Câmara desidrata PEC emergencial e mantém recursos de fundo para Receita Federal

Foto: Agência Brasil

Por Douglas Rodrigues e Mateus Maia.

A Câmara dos Deputados retirou nesta 4ª feira (10.mar.2021) da PEC (proposta de emenda à Constituição) emergencial trecho que visava ampliar a desvinculação de receitas do Orçamento. Sem a mudança, a Receita Federal seria diretamente afetada, assim como fundos públicos que perderiam sua fonte de financiamento.

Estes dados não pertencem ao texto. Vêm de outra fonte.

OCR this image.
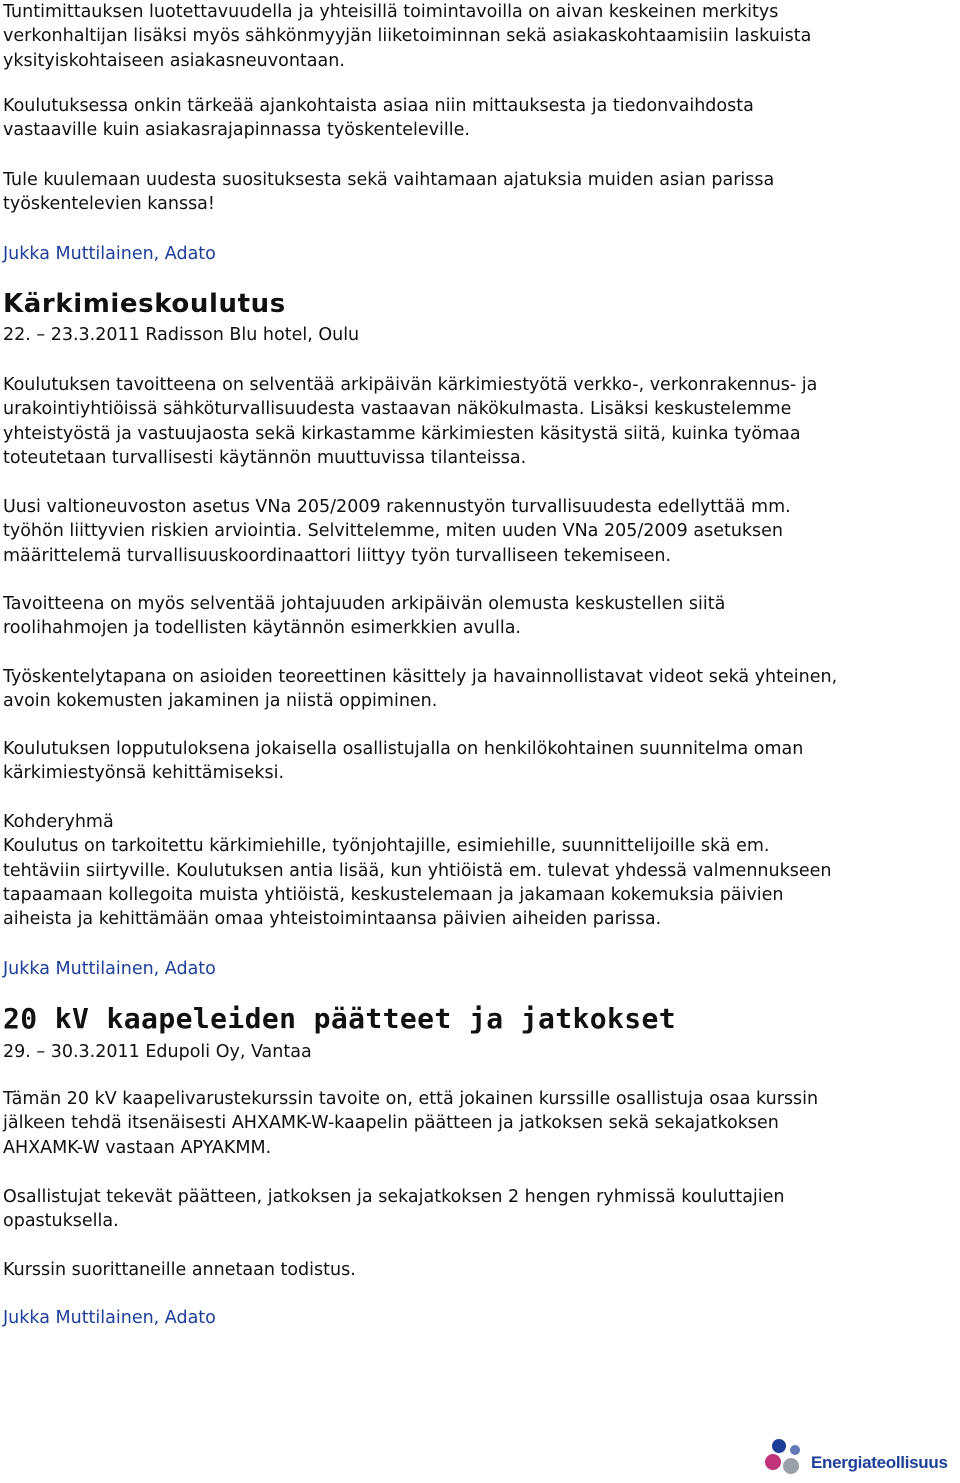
Tuntimittauksen luotettavuudella ja yhteisillä toimintavoilla on aivan keskeinen merkitys
verkonhaltijan lisäksi myös sähkönmyyjän liiketoiminnan sekä asiakaskohtaamisiin laskuista
yksityiskohtaiseen asiakasneuvontaan.
Koulutuksessa onkin tärkeää ajankohtaista asiaa niin mittauksesta ja tiedonvaihdosta
vastaaville kuin asiakasrajapinnassa työskenteleville.
Tule kuulemaan uudesta suosituksesta sekä vaihtamaan ajatuksia muiden asian parissa
työskentelevien kanssa!
Jukka Muttilainen, Adato
Kärkimieskoulutus
22. – 23.3.2011 Radisson Blu hotel, Oulu
Koulutuksen tavoitteena on selventää arkipäivän kärkimiestyötä verkko-, verkonrakennus- ja
urakointiyhtiöissä sähköturvallisuudesta vastaavan näkökulmasta. Lisäksi keskustelemme
yhteistyöstä ja vastuujaosta sekä kirkastamme kärkimiesten käsitystä siitä, kuinka työmaa
toteutetaan turvallisesti käytännön muuttuvissa tilanteissa.
Uusi valtioneuvoston asetus VNa 205/2009 rakennustyön turvallisuudesta edellyttää mm.
työhön liittyvien riskien arviointia. Selvittelemme, miten uuden VNa 205/2009 asetuksen
määrittelemä turvallisuuskoordinaattori liittyy työn turvalliseen tekemiseen.
Tavoitteena on myös selventää johtajuuden arkipäivän olemusta keskustellen siitä
roolihahmojen ja todellisten käytännön esimerkkien avulla.
Työskentelytapana on asioiden teoreettinen käsittely ja havainnollistavat videot sekä yhteinen,
avoin kokemusten jakaminen ja niistä oppiminen.
Koulutuksen lopputuloksena jokaisella osallistujalla on henkilökohtainen suunnitelma oman
kärkimiestyönsä kehittämiseksi.
Kohderyhmä
Koulutus on tarkoitettu kärkimiehille, työnjohtajille, esimiehille, suunnittelijoille skä em.
tehtäviin siirtyville. Koulutuksen antia lisää, kun yhtiöistä em. tulevat yhdessä valmennukseen
tapaamaan kollegoita muista yhtiöistä, keskustelemaan ja jakamaan kokemuksia päivien
aiheista ja kehittämään omaa yhteistoimintaansa päivien aiheiden parissa.
Jukka Muttilainen, Adato
20 kV kaapeleiden päätteet ja jatkokset
29. – 30.3.2011 Edupoli Oy, Vantaa
Tämän 20 kV kaapelivarustekurssin tavoite on, että jokainen kurssille osallistuja osaa kurssin
jälkeen tehdä itsenäisesti AHXAMK-W-kaapelin päätteen ja jatkoksen sekä sekajatkoksen
AHXAMK-W vastaan APYAKMM.
Osallistujat tekevät päätteen, jatkoksen ja sekajatkoksen 2 hengen ryhmissä kouluttajien
opastuksella.
Kurssin suorittaneille annetaan todistus.
Jukka Muttilainen, Adato
Energiateollisuus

A proposta foi aprovada em 1º turno pelos deputados na madrugada desta 4ª feira (10.mar) e já tinha sido aprovada pelos senadores na semana passada.

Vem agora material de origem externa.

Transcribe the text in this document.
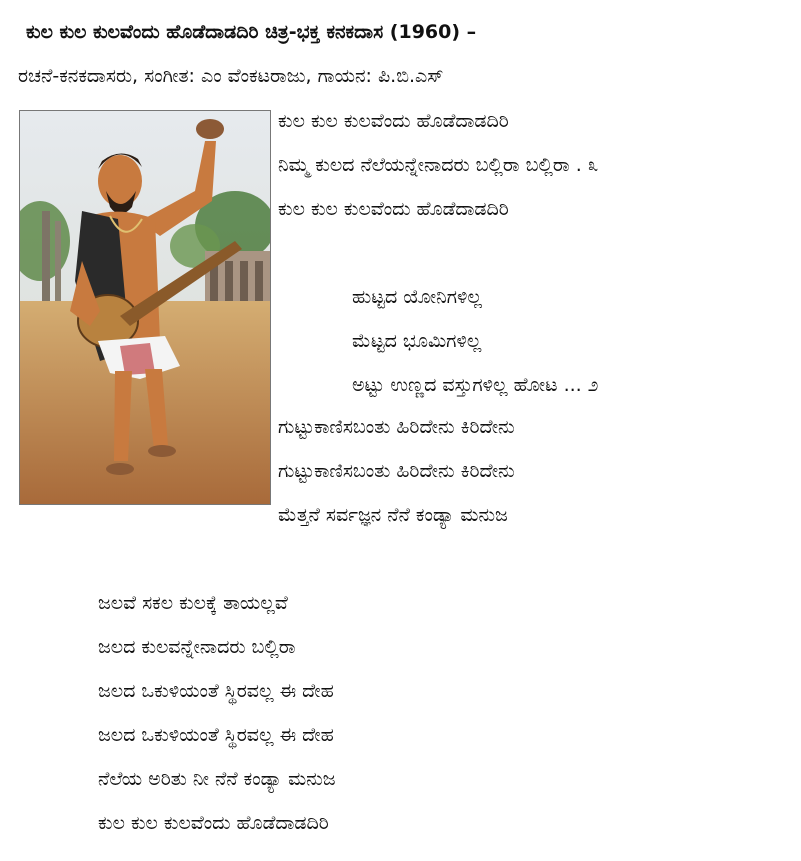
ಕುಲ ಕುಲ ಕುಲವೆಂದು ಹೊಡೆದಾಡದಿರಿ ಚಿತ್ರ-ಭಕ್ತ ಕನಕದಾಸ (1960) –
ರಚನೆ-ಕನಕದಾಸರು, ಸಂಗೀತ: ಎಂ ವೆಂಕಟರಾಜು, ಗಾಯನ: ಪಿ.ಬಿ.ಎಸ್
ಕುಲ ಕುಲ ಕುಲವೆಂದು ಹೊಡೆದಾಡದಿರಿ
ನಿಮ್ಮ ಕುಲದ ನೆಲೆಯನ್ನೇನಾದರು ಬಲ್ಲಿರಾ ಬಲ್ಲಿರಾ . ೩
ಕುಲ ಕುಲ ಕುಲವೆಂದು ಹೊಡೆದಾಡದಿರಿ
ಹುಟ್ಟದ ಯೋನಿಗಳಿಲ್ಲ
ಮೆಟ್ಟದ ಭೂಮಿಗಳಿಲ್ಲ
ಅಟ್ಟು ಉಣ್ಣದ ವಸ್ತುಗಳಿಲ್ಲ ಹೋಟ ... ೨
ಗುಟ್ಟುಕಾಣಿಸಬಂತು ಹಿರಿದೇನು ಕಿರಿದೇನು
ಗುಟ್ಟುಕಾಣಿಸಬಂತು ಹಿರಿದೇನು ಕಿರಿದೇನು
ಮೆತ್ತನೆ ಸರ್ವಜ್ಞನ ನೆನೆ ಕಂಡ್ಯಾ ಮನುಜ
ಜಲವೆ ಸಕಲ ಕುಲಕ್ಕೆ ತಾಯಲ್ಲವೆ
ಜಲದ ಕುಲವನ್ನೇನಾದರು ಬಲ್ಲಿರಾ
ಜಲದ ಒಕುಳಿಯಂತೆ ಸ್ಥಿರವಲ್ಲ ಈ ದೇಹ
ಜಲದ ಒಕುಳಿಯಂತೆ ಸ್ಥಿರವಲ್ಲ ಈ ದೇಹ
ನೆಲೆಯ ಅರಿತು ನೀ ನೆನೆ ಕಂಡ್ಯಾ ಮನುಜ
ಕುಲ ಕುಲ ಕುಲವೆಂದು ಹೊಡೆದಾಡದಿರಿ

Hoje, a Constituição proíbe que a receita de impostos tenha destino certo (com exceção de saúde e educação). A PEC fazia com que outras receitas, como multas, taxas e contribuições também não pudessem ser vinculadas.

Um destaque do PDT foi aprovado e abortou essa mudança. A manutenção da PEC teve 302 votos favoráveis, 178 contrários e 4 abstenções. Para que o texto que veio do Senado fosse mantido, eram necessários 308 votos a favor.

FISCO FEZ PRESSÃO

Nesta semana, os sindicatos já organizavam uma mobilização nacional, que contou com adesão de cerca de 90% dos 8.000 auditores-fiscais. Um grupo de 220 auditores que ocupam funções comissionadas na Receita Federal havia ameaçado entregar seus cargos.

GOVERNO SUGERIU MUDANÇA

O presidente do Sindifisco Nacional, Kleber Cabral, disse que os secretários Waldery Rodrigues (Fazenda) e Esteves Colnago (Relações Institucionais) estavam por trás das medidas contra a Receita Federal.

“A oposição apoiou integralmente e a gente conseguiu uns 60 votos da base do governo”, afirmou.

DISPUTA NO CONGRESSO

Oficialmente, o líder do Governo na Câmara, Ricardo Barros (PP-PR), pediu para os aliados votarem pela manutenção do dispositivo e negou a aprovação da equipe econômica.

“Para deixar claro, não há apoio do governo para esse destaque. Muitas pessoas receberam ligações dizendo que o Ministério da Economia estava favorável, mas não é verdade. A posição de governo é manter o texto do relator”, disse ele em plenário.

Na avaliação de Cabral, o ministro da Economia jogou para os 2 lados dizendo que apoiava a retirada do dispositivo da PEC.

Segundo Barros, era importante manter o texto para sinalizar a preocupação do Executivo com o controle fiscal: “Peço a todos os nossos parlamentares que votem sim para manter o texto [do Senado]. É muito importante que até o final dos destaques nós mantenhamos o texto porque isso demonstra a responsabilidade fiscal do governo”.

Apesar de ampliar a proibição de vinculação de receitas, o texto da PEC também aumentava consideravelmente o rol de exceções à regra. Por isso, para o diretor-executivo da IFI (Instituição Fiscal Independente), Felipe Salto, a mudança causaria pouco efeito prático.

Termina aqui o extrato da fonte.